8 key things expats in Switzerland need to know about in February 2024
One down, 11 to go: February 2024 is expected to bring with it many important changes to Switzerland. From new rules around residence permits to alarms and holidays, here’s all you need to know about the next 29 days!
1. Grace period for Swiss vignette comes to a close
From February 1, the grace period for purchasing a 2024 vignette for Swiss motorways will expire. The 40 franc pass allows drivers to access the major highways of the alpine nation until the end of the year.
The pass itself can be purchased at most petrol stations, post offices, border crossings and, for only the second time ever, online via the e-vignette website - 1,8 million people have already purchased an e-vignette for 2024. Be quick about it though, as anyone who is caught driving on the motorways without a vignette after January 31 risks a 200-franc fine from the police.
2. Switzerland to test its alarm system on February 7
Another major part of the month will be the testing of the siren system in Switzerland, which in 2024 will take place on February 7. On the day, the emergency alert system consisting of 5.000 alarms and sirens will be tested to make sure the system functions correctly.
The siren tests will be conducted between 1.30pm and 4.30pm on February 7. Between 1.30pm and 2pm, the “general alert” siren will sound - which for reference sounds like a regularly ascending and descending tone. This will continue for one minute, and will then be repeated after a two-minute silence.
For those near some Swiss lakes and rivers, the “water alert” signal will also be tested between 2pm and 4.30pm.

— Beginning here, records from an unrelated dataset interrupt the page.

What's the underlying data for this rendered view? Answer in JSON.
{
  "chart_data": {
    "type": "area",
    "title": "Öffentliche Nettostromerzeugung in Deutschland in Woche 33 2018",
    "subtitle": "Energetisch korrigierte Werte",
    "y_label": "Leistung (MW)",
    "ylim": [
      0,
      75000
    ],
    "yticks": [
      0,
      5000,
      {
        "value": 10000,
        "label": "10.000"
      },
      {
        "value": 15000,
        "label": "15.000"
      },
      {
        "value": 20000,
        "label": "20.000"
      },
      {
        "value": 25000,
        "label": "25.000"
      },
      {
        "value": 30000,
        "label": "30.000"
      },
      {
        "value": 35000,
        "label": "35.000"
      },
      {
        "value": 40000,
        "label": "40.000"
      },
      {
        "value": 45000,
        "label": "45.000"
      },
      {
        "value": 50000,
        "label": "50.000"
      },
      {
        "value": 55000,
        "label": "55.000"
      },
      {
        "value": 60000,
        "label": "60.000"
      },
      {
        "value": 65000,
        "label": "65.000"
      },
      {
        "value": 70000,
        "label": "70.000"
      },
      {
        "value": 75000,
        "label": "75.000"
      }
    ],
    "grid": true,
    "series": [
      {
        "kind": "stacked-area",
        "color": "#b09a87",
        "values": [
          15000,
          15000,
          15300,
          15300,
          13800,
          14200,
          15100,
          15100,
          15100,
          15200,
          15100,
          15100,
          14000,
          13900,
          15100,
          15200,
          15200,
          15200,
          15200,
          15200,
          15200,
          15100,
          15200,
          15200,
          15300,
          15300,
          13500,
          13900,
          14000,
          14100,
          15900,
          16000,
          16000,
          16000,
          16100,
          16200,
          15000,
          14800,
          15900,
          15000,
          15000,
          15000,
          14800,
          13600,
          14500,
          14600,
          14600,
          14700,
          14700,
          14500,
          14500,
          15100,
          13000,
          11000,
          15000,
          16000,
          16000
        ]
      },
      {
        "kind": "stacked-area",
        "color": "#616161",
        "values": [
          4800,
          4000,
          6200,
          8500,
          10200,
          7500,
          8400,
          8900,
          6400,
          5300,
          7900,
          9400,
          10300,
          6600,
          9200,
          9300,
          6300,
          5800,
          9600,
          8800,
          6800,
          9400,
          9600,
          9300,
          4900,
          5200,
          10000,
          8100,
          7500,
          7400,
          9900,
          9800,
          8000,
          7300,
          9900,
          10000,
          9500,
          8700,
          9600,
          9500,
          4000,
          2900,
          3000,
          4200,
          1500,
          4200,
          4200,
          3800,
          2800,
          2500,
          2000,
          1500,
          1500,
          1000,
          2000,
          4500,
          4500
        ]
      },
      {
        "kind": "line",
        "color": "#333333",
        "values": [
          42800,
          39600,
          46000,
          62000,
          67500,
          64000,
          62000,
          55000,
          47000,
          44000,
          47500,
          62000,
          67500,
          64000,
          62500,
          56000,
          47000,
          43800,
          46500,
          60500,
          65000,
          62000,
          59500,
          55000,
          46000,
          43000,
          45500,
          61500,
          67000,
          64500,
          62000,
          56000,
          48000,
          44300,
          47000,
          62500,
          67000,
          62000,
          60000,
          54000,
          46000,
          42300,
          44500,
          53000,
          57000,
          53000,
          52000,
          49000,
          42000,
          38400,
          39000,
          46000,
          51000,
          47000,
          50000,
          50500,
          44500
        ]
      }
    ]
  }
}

This signal consists of 12 low continuous tones lasting for 20 seconds, which is repeated at 10-second intervals.
For more information, check out our guide to the siren test in Switzerland on February 7, 2024.

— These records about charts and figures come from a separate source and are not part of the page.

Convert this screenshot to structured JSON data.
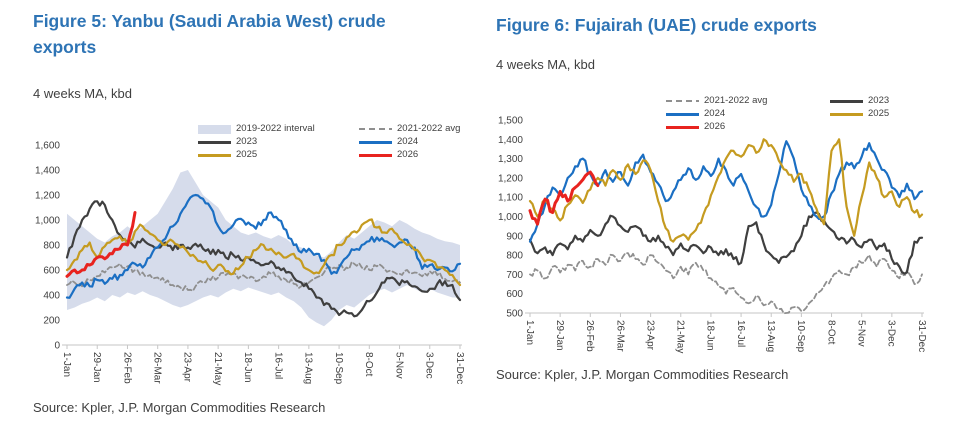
{
  "chart_data": [
    {
      "id": "yanbu",
      "type": "line",
      "title": "Figure 5: Yanbu (Saudi Arabia West) crude exports",
      "subtitle": "4 weeks MA, kbd",
      "source": "Source: Kpler, J.P. Morgan Commodities Research",
      "ylim": [
        0,
        1600
      ],
      "yticks": [
        0,
        200,
        400,
        600,
        800,
        1000,
        1200,
        1400,
        1600
      ],
      "xtick_labels": [
        "1-Jan",
        "29-Jan",
        "26-Feb",
        "26-Mar",
        "23-Apr",
        "21-May",
        "18-Jun",
        "16-Jul",
        "13-Aug",
        "10-Sep",
        "8-Oct",
        "5-Nov",
        "3-Dec",
        "31-Dec"
      ],
      "xtick_every": 4,
      "points_per_year": 53,
      "grid": false,
      "legend_position": "top-right, two columns, transparent",
      "band": {
        "name": "2019-2022 interval",
        "color": "#d6dceb",
        "low": [
          280,
          300,
          330,
          350,
          380,
          350,
          400,
          380,
          420,
          400,
          430,
          400,
          380,
          350,
          320,
          300,
          320,
          350,
          380,
          400,
          380,
          420,
          450,
          430,
          460,
          440,
          420,
          400,
          420,
          380,
          350,
          300,
          220,
          180,
          150,
          200,
          280,
          320,
          300,
          350,
          400,
          430,
          450,
          420,
          450,
          480,
          450,
          420,
          450,
          420,
          400,
          380,
          380
        ],
        "high": [
          1050,
          1000,
          950,
          900,
          850,
          820,
          870,
          900,
          950,
          900,
          950,
          1000,
          1050,
          1150,
          1250,
          1380,
          1400,
          1300,
          1200,
          1150,
          1100,
          1000,
          950,
          900,
          880,
          900,
          870,
          850,
          880,
          850,
          800,
          780,
          750,
          720,
          700,
          750,
          820,
          880,
          850,
          900,
          950,
          1000,
          980,
          950,
          1000,
          970,
          930,
          900,
          880,
          850,
          830,
          820,
          800
        ]
      },
      "series": [
        {
          "name": "2021-2022 avg",
          "color": "#8f8f8f",
          "style": "dashed",
          "values": [
            480,
            500,
            470,
            520,
            550,
            580,
            620,
            650,
            630,
            600,
            580,
            560,
            540,
            500,
            480,
            460,
            440,
            470,
            500,
            520,
            540,
            560,
            580,
            550,
            530,
            510,
            550,
            570,
            550,
            520,
            490,
            470,
            500,
            540,
            580,
            610,
            640,
            620,
            650,
            620,
            600,
            630,
            610,
            590,
            570,
            600,
            580,
            550,
            590,
            560,
            530,
            510,
            500
          ]
        },
        {
          "name": "2023",
          "color": "#3f3f3f",
          "style": "solid",
          "values": [
            700,
            870,
            1000,
            1090,
            1150,
            1120,
            1000,
            880,
            820,
            780,
            850,
            800,
            780,
            820,
            760,
            800,
            780,
            810,
            770,
            730,
            760,
            700,
            720,
            680,
            700,
            660,
            640,
            670,
            620,
            580,
            540,
            500,
            450,
            380,
            320,
            290,
            240,
            260,
            230,
            280,
            350,
            420,
            500,
            540,
            480,
            510,
            470,
            430,
            450,
            490,
            510,
            480,
            360
          ]
        },
        {
          "name": "2024",
          "color": "#1b6fc3",
          "style": "solid",
          "values": [
            380,
            450,
            500,
            470,
            520,
            490,
            530,
            560,
            600,
            650,
            620,
            700,
            780,
            850,
            950,
            1050,
            1150,
            1200,
            1170,
            1100,
            950,
            900,
            960,
            1010,
            980,
            930,
            1000,
            1060,
            1000,
            920,
            800,
            740,
            770,
            730,
            680,
            570,
            620,
            700,
            760,
            800,
            830,
            860,
            830,
            800,
            820,
            840,
            780,
            610,
            640,
            600,
            620,
            590,
            650
          ]
        },
        {
          "name": "2025",
          "color": "#c59b20",
          "style": "solid",
          "values": [
            600,
            680,
            760,
            820,
            700,
            790,
            840,
            870,
            800,
            910,
            950,
            890,
            840,
            800,
            830,
            780,
            740,
            700,
            660,
            610,
            640,
            590,
            570,
            630,
            700,
            760,
            800,
            770,
            740,
            700,
            730,
            670,
            600,
            580,
            640,
            720,
            800,
            860,
            910,
            960,
            1000,
            940,
            900,
            930,
            850,
            800,
            760,
            700,
            680,
            620,
            600,
            560,
            480
          ]
        },
        {
          "name": "2026",
          "color": "#e8231f",
          "style": "solid",
          "width": 3,
          "values": [
            550,
            600,
            600,
            640,
            700,
            690,
            730,
            770,
            800,
            1060
          ]
        }
      ],
      "legend_entries": [
        {
          "label": "2019-2022 interval",
          "swatch": "band",
          "color": "#d6dceb"
        },
        {
          "label": "2021-2022 avg",
          "swatch": "dash",
          "color": "#8f8f8f"
        },
        {
          "label": "2023",
          "swatch": "line",
          "color": "#3f3f3f"
        },
        {
          "label": "2024",
          "swatch": "line",
          "color": "#1b6fc3"
        },
        {
          "label": "2025",
          "swatch": "line",
          "color": "#c59b20"
        },
        {
          "label": "2026",
          "swatch": "line",
          "color": "#e8231f"
        }
      ]
    },
    {
      "id": "fujairah",
      "type": "line",
      "title": "Figure 6: Fujairah (UAE) crude exports",
      "subtitle": "4 weeks MA, kbd",
      "source": "Source: Kpler, J.P. Morgan Commodities Research",
      "ylim": [
        500,
        1500
      ],
      "yticks": [
        500,
        600,
        700,
        800,
        900,
        1000,
        1100,
        1200,
        1300,
        1400,
        1500
      ],
      "xtick_labels": [
        "1-Jan",
        "29-Jan",
        "26-Feb",
        "26-Mar",
        "23-Apr",
        "21-May",
        "18-Jun",
        "16-Jul",
        "13-Aug",
        "10-Sep",
        "8-Oct",
        "5-Nov",
        "3-Dec",
        "31-Dec"
      ],
      "xtick_every": 4,
      "points_per_year": 53,
      "grid": false,
      "legend_position": "top-right, two columns, transparent",
      "band": null,
      "series": [
        {
          "name": "2021-2022 avg",
          "color": "#8f8f8f",
          "style": "dashed",
          "values": [
            700,
            720,
            680,
            740,
            710,
            750,
            720,
            770,
            740,
            780,
            750,
            800,
            770,
            810,
            780,
            750,
            800,
            760,
            720,
            680,
            740,
            700,
            760,
            720,
            680,
            640,
            600,
            630,
            580,
            550,
            590,
            540,
            560,
            520,
            500,
            530,
            510,
            550,
            600,
            640,
            680,
            720,
            700,
            740,
            760,
            800,
            740,
            780,
            720,
            680,
            720,
            650,
            700
          ]
        },
        {
          "name": "2023",
          "color": "#3f3f3f",
          "style": "solid",
          "values": [
            880,
            810,
            840,
            800,
            860,
            830,
            900,
            870,
            930,
            900,
            960,
            1000,
            950,
            920,
            950,
            900,
            870,
            900,
            840,
            800,
            860,
            820,
            850,
            810,
            840,
            800,
            830,
            780,
            760,
            950,
            970,
            860,
            800,
            760,
            790,
            820,
            900,
            1000,
            1020,
            980,
            930,
            880,
            860,
            880,
            840,
            880,
            830,
            860,
            780,
            740,
            710,
            870,
            890
          ]
        },
        {
          "name": "2024",
          "color": "#1b6fc3",
          "style": "solid",
          "values": [
            870,
            960,
            1060,
            1150,
            1110,
            1200,
            1260,
            1300,
            1220,
            1160,
            1240,
            1180,
            1230,
            1160,
            1280,
            1320,
            1230,
            1170,
            1080,
            1130,
            1190,
            1250,
            1190,
            1260,
            1210,
            1300,
            1240,
            1160,
            1220,
            1130,
            1050,
            1000,
            1060,
            1220,
            1390,
            1300,
            1140,
            1060,
            1000,
            1000,
            1120,
            1220,
            1280,
            1250,
            1310,
            1380,
            1300,
            1240,
            1150,
            1100,
            1170,
            1090,
            1130
          ]
        },
        {
          "name": "2025",
          "color": "#c59b20",
          "style": "solid",
          "values": [
            1080,
            1000,
            1090,
            1040,
            980,
            1060,
            1110,
            1070,
            1140,
            1200,
            1160,
            1240,
            1190,
            1270,
            1220,
            1290,
            1240,
            1080,
            940,
            870,
            900,
            880,
            930,
            1010,
            1110,
            1210,
            1300,
            1340,
            1310,
            1370,
            1330,
            1400,
            1370,
            1290,
            1240,
            1180,
            1220,
            1140,
            1040,
            960,
            1340,
            1400,
            1050,
            900,
            1100,
            1280,
            1200,
            1100,
            1130,
            1050,
            1100,
            1020,
            1010
          ]
        },
        {
          "name": "2026",
          "color": "#e8231f",
          "style": "solid",
          "width": 3,
          "values": [
            1030,
            960,
            1090,
            1020,
            1130,
            1080,
            1150,
            1190,
            1230,
            1160
          ]
        }
      ],
      "legend_entries": [
        {
          "label": "2021-2022 avg",
          "swatch": "dash",
          "color": "#8f8f8f"
        },
        {
          "label": "2023",
          "swatch": "line",
          "color": "#3f3f3f"
        },
        {
          "label": "2024",
          "swatch": "line",
          "color": "#1b6fc3"
        },
        {
          "label": "2025",
          "swatch": "line",
          "color": "#c59b20"
        },
        {
          "label": "2026",
          "swatch": "line",
          "color": "#e8231f"
        }
      ]
    }
  ]
}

3. New ID rules for Ukrainian refugees in Switzerland
February will also see some changes for Ukrainian citizens who hold emergency “S-” residence permits - Swiss permits given to those fleeing the ongoing Russian invasion of Ukraine. From February 24, S-permit holders must have their physical permit to hand when driving in Switzerland.

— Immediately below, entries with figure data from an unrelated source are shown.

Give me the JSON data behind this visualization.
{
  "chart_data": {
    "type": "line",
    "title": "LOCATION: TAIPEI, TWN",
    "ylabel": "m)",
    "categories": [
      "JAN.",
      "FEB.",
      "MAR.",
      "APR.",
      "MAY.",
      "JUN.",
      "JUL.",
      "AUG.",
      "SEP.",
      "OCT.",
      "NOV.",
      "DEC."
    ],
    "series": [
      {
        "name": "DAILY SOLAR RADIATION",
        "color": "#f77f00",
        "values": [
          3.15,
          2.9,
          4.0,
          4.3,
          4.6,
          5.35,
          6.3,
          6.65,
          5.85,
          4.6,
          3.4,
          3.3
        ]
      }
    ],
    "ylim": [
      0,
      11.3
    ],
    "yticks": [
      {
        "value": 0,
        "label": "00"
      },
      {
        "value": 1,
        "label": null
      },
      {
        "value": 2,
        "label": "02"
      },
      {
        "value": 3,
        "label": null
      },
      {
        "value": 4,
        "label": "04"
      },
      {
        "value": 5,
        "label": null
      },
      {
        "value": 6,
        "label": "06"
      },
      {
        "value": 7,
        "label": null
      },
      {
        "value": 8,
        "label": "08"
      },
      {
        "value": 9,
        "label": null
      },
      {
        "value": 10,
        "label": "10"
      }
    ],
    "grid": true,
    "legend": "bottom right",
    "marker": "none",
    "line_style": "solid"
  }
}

The reason for the change revolves around driving licences. Under the current rules, refugees have 24 months to exchange their Ukrainian driving licence for a Swiss one. By requiring that they have their S-permit ID to hand, it will make it easier for police to determine whether the two-year grace period has expired or not, if the person hasn’t obtained a Swiss licence.
4. Swiss shoppers will know where their bread comes from
Thanks to a new law, Swiss supermarkets, bakeries and other stores will be required to declare the origins of the baked goods they sell from the start of February. This will apply to all baked goods sold at open counters.
The government justified the strangely specific rule by arguing the change would bring baked goods into line with the origin labels already placed on fruits and vegetables, giving customers more of an insight into how and where the pastries are made.
5. Swiss financial liability law to change
At the beginning of the month, the Swiss Federal Council will make it illegal to provide false or incomplete information in a financial prospectus or a publicly made purchase offer on the stock market. If an entrepreneur intentionally provides untrue, misleading or incomplete information about a financial plan or takeover offer, they will now face a fine of up to half a million francs. In cases where negligence but not intent is proven, the fine is set at a maximum of 150.000 francs.
The law came about thanks to a proposal from Swiss People's Party (SVP) National Councillor Hans-Ueli Vogt, submitted following the takeover of flight caterer Gategroup by Chinese business HNA in 2017. In the case, federal authorities got involved after it was revealed that HNA had provided false information about who owned the company.
6. Ski week in Swiss schools
February will also hail the return of the school holidays, with Swiss and international schools given one to two weeks off at some point during the month. While many use the holiday to jet off to warmer climes, the majority use it as an opportunity to go skiing or snowboarding.
When it comes to carving some powder, Switzerland is the place to be, with several Swiss ski resorts frequently named among some of the best in the world. As soon as schools are out and work comes to a close, February is an ideal time to hit the slopes!
7. Valentine's Day in Switzerland
Calling all love birds! Valentine’s Day is almost upon us, meaning it is time to grab the flowers, chocolates, cards and table reservations in time for the big day on February 14. Whether you are planning a romantic excursion, a quiet night in, or are preparing to let your amore know your true feelings, we hope you have fun!
For those less besotted and gooey-eyed, February 14 is also Ash Wednesday, the beginning of Lent. This means that 2024 is one of the lucky years when the public holidays and celebrations of Easter come early, with Easter Sunday falling on March 31 this year.
8. 2024: Welcome to the leap year!
Finally, February 2024 plays host to a once-in-four-year occurrence, as the month will be one day longer than usual thanks to the leap year. While not specific to Switzerland, it is still good to know if you are wondering why March is taking a bit longer to arrive!